The state is looking to Asian carp as a product that could be distributed to food pantries and soup kitchens as an inexpensive source of protein. Officials are still trying to figure out the best way to serve it and how to overcome the initial distaste most people have upon hearing the bottom-feeding fish's name.
For the record, the Asian carp chorizo sausage that Liceaga cooked up this week had no fishy taste or bony texture -- at least none that this reporter could detect.
To make it, Liceaga put the Asian carp -- caught from the Wabash River by another Purdue researcher -- through a mincer to remove the fine bones. Then she added salt, vinegar, sugar, cayenne and vegetable shortening before casing the sausage in a synthetic wrap. Traditional chorizo uses similar spices but is made with pork.
Liceaga avoided using a sausage casing made from animal product to keep her links as a viable option for vegetarians.
The result: A tasty sausage substitute that's high in protein and low in fat.
"And it's otherwise going to be thrown away," Liceaga said.
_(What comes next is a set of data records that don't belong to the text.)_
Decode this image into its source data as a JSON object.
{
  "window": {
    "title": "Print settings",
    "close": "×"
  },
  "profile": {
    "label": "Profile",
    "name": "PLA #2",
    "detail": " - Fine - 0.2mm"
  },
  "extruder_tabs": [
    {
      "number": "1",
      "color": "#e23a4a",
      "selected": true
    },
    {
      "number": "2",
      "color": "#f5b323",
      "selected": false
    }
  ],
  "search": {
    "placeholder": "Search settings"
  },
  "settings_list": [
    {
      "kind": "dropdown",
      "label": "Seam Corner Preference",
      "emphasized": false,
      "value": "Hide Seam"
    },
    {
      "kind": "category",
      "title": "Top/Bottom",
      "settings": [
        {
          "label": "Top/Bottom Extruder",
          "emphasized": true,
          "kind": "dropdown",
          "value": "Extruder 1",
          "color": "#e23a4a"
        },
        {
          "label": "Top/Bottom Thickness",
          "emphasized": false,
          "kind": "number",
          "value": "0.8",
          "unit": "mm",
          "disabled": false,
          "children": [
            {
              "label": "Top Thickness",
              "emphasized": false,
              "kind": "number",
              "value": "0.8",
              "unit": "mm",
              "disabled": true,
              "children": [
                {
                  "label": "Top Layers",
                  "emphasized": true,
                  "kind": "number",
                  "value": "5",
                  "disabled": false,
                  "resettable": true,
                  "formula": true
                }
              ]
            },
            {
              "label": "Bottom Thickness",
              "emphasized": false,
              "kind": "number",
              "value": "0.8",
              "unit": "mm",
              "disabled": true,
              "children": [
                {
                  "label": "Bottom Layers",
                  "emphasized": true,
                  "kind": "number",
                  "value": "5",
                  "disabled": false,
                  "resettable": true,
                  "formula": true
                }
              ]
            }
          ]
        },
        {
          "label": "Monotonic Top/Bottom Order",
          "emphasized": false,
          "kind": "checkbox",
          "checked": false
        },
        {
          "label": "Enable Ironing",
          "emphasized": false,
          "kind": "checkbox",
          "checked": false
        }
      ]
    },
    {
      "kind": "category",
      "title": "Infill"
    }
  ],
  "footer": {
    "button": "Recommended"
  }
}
The Asian carp that fishermen so willingly discard in this region actually refers to several species of fish. The two types most common in the Wabash River and in surrounding states are bighead and silver carp. They were brought from Asia to the United States in the 1970s to help clean agricultural tanks. They escaped into the Mississippi River and have spread north ever since.
Asian carp don't eat other fish, so nutritionists and food scientists tout them as high in Omega-3 fatty acids and low in mercury.
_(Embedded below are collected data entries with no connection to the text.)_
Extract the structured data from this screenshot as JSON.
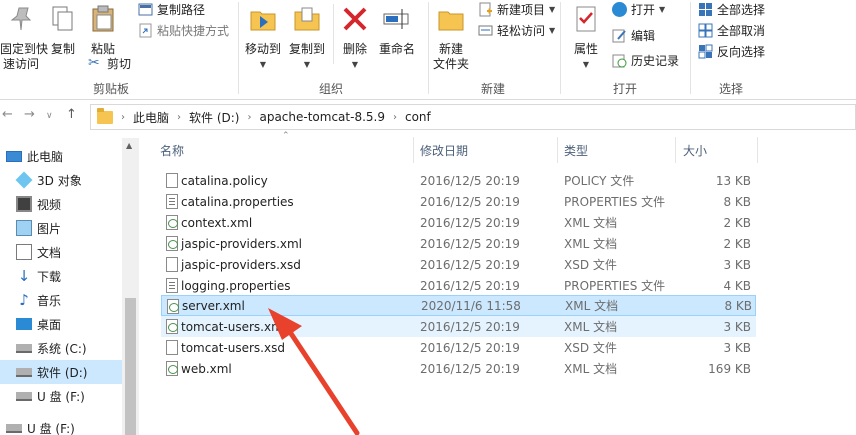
{
  "ribbon": {
    "clipboard": {
      "pin_label_1": "固定到快",
      "pin_label_2": "速访问",
      "copy": "复制",
      "paste": "粘贴",
      "copy_path": "复制路径",
      "paste_shortcut": "粘贴快捷方式",
      "cut": "剪切",
      "group": "剪贴板"
    },
    "organize": {
      "move_to": "移动到",
      "copy_to": "复制到",
      "delete": "删除",
      "rename": "重命名",
      "group": "组织"
    },
    "new": {
      "new_folder_1": "新建",
      "new_folder_2": "文件夹",
      "new_item": "新建项目",
      "easy_access": "轻松访问",
      "group": "新建"
    },
    "open": {
      "properties": "属性",
      "open": "打开",
      "edit": "编辑",
      "history": "历史记录",
      "group": "打开"
    },
    "select": {
      "select_all": "全部选择",
      "select_none": "全部取消",
      "invert": "反向选择",
      "group": "选择"
    }
  },
  "address": {
    "crumbs": [
      "此电脑",
      "软件 (D:)",
      "apache-tomcat-8.5.9",
      "conf"
    ]
  },
  "nav_pane": {
    "items": [
      {
        "label": "此电脑",
        "icon": "pc-icon"
      },
      {
        "label": "3D 对象",
        "icon": "3d-objects-icon"
      },
      {
        "label": "视频",
        "icon": "video-icon"
      },
      {
        "label": "图片",
        "icon": "pictures-icon"
      },
      {
        "label": "文档",
        "icon": "documents-icon"
      },
      {
        "label": "下载",
        "icon": "download-icon"
      },
      {
        "label": "音乐",
        "icon": "music-icon"
      },
      {
        "label": "桌面",
        "icon": "desktop-icon"
      },
      {
        "label": "系统 (C:)",
        "icon": "drive-c-icon"
      },
      {
        "label": "软件 (D:)",
        "icon": "drive-d-icon"
      },
      {
        "label": "U 盘 (F:)",
        "icon": "usb-drive-icon"
      },
      {
        "label": "U 盘 (F:)",
        "icon": "usb-drive-icon"
      }
    ]
  },
  "list": {
    "headers": {
      "name": "名称",
      "date": "修改日期",
      "type": "类型",
      "size": "大小"
    },
    "files": [
      {
        "name": "catalina.policy",
        "date": "2016/12/5 20:19",
        "type": "POLICY 文件",
        "size": "13 KB",
        "icon": "file-icon"
      },
      {
        "name": "catalina.properties",
        "date": "2016/12/5 20:19",
        "type": "PROPERTIES 文件",
        "size": "8 KB",
        "icon": "properties-file-icon"
      },
      {
        "name": "context.xml",
        "date": "2016/12/5 20:19",
        "type": "XML 文档",
        "size": "2 KB",
        "icon": "xml-file-icon"
      },
      {
        "name": "jaspic-providers.xml",
        "date": "2016/12/5 20:19",
        "type": "XML 文档",
        "size": "2 KB",
        "icon": "xml-file-icon"
      },
      {
        "name": "jaspic-providers.xsd",
        "date": "2016/12/5 20:19",
        "type": "XSD 文件",
        "size": "3 KB",
        "icon": "file-icon"
      },
      {
        "name": "logging.properties",
        "date": "2016/12/5 20:19",
        "type": "PROPERTIES 文件",
        "size": "4 KB",
        "icon": "properties-file-icon"
      },
      {
        "name": "server.xml",
        "date": "2020/11/6 11:58",
        "type": "XML 文档",
        "size": "8 KB",
        "icon": "xml-file-icon"
      },
      {
        "name": "tomcat-users.xml",
        "date": "2016/12/5 20:19",
        "type": "XML 文档",
        "size": "3 KB",
        "icon": "xml-file-icon"
      },
      {
        "name": "tomcat-users.xsd",
        "date": "2016/12/5 20:19",
        "type": "XSD 文件",
        "size": "3 KB",
        "icon": "file-icon"
      },
      {
        "name": "web.xml",
        "date": "2016/12/5 20:19",
        "type": "XML 文档",
        "size": "169 KB",
        "icon": "xml-file-icon"
      }
    ]
  },
  "colors": {
    "selection": "#cce8ff",
    "hover": "#e5f3ff",
    "annotation_arrow": "#e8412c"
  }
}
But Bryan Abbott, who owns Abbott's Outdoors bait shop in Lafayette, said the guys he knows who catch them aren't serving them up for dinner. It's partly because of the carp's reputation for feeding on plankton and algae, but around here, Abbott said, river pollution stigma is a major deterrent.
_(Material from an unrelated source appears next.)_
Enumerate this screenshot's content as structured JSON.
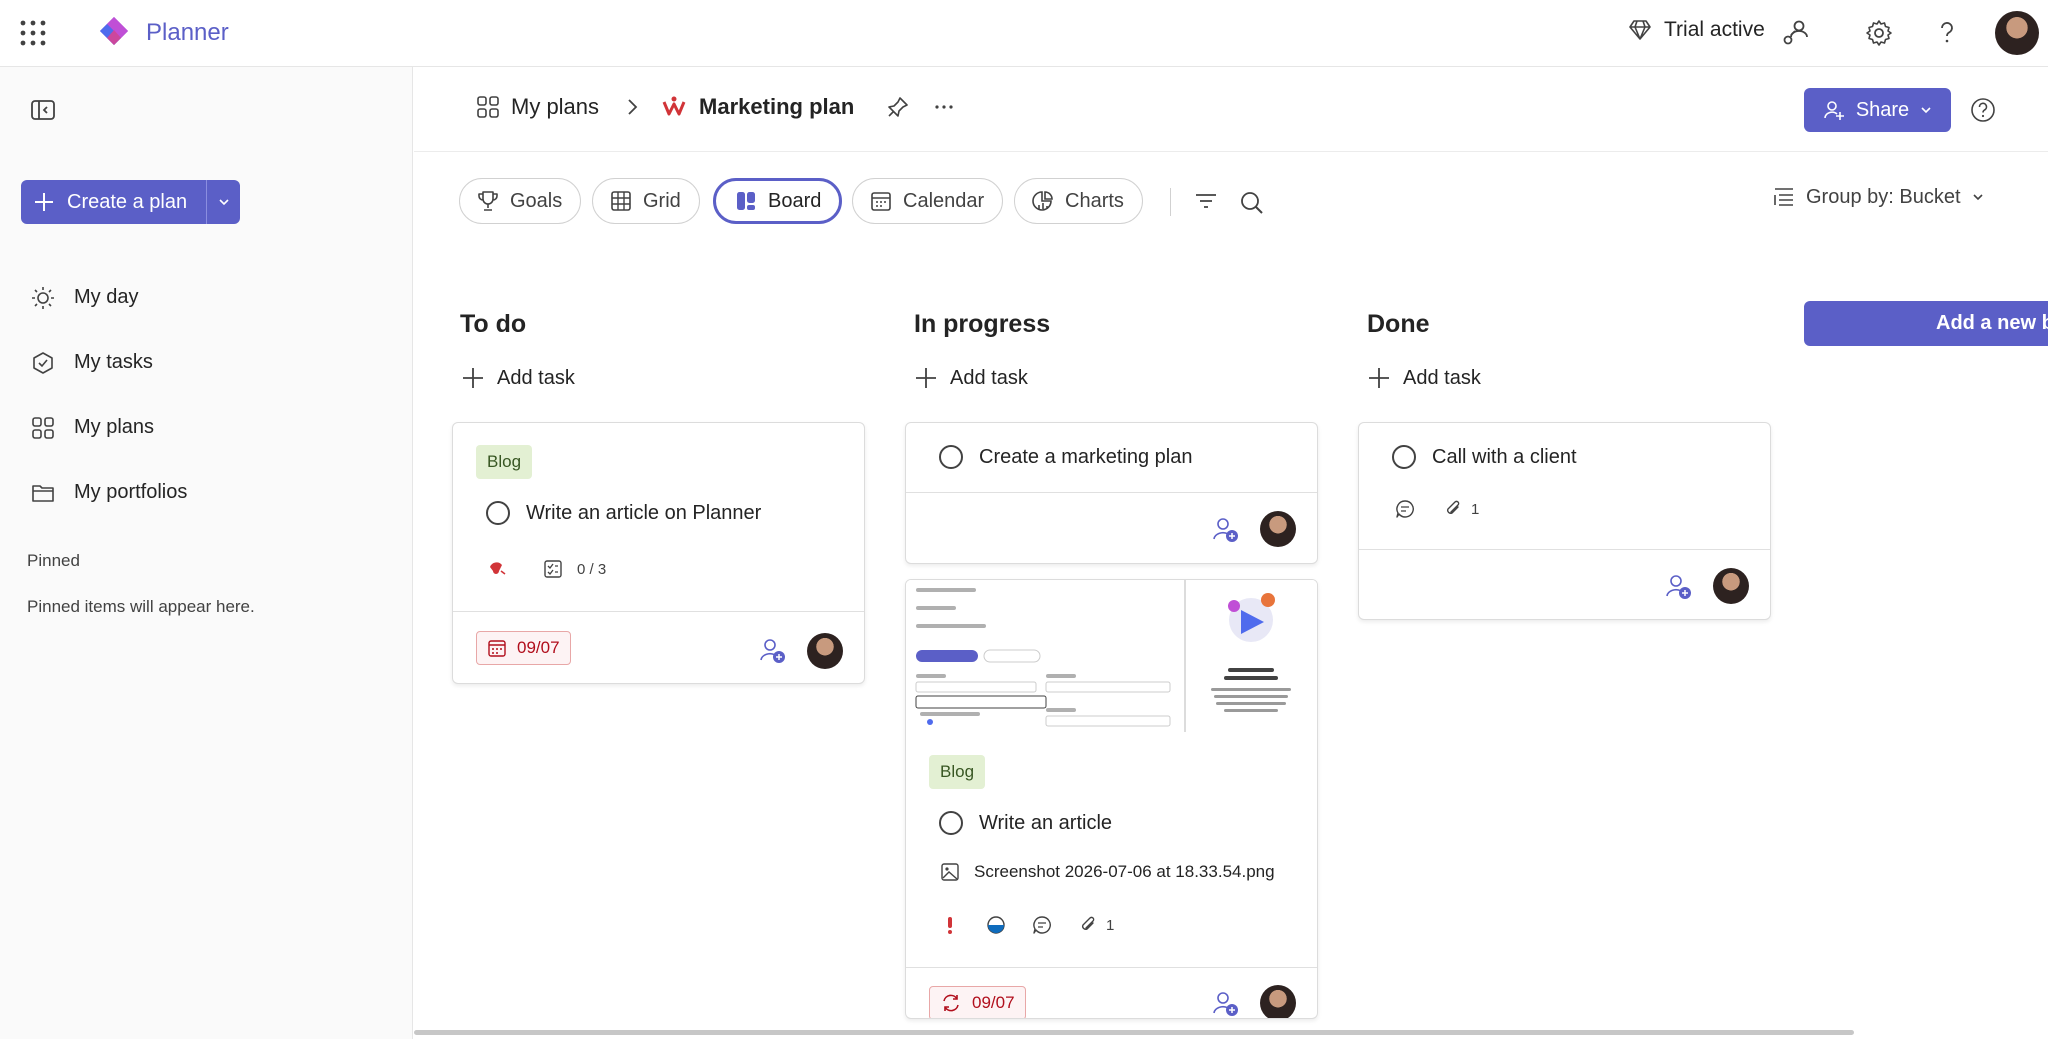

"Everybody believes the Wabash is so polluted that you can't even step in the water," he said. "I try and tell people that I've never heard of a single person getting sick or gravely ill from eating something out of there."
But Abbott thinks it will be a challenge to get Lafayette-area residents to eat Asian carp on a regular basis.
Has he tried it?
Reuben Goforth, a professor in Purdue's Department of Forestry and Natural Resources, tracks the spread of Asian carp as part of his research and in conjunction with state and federal agencies. He said the number of Asian carp in local waterways is growing and will continue to do so.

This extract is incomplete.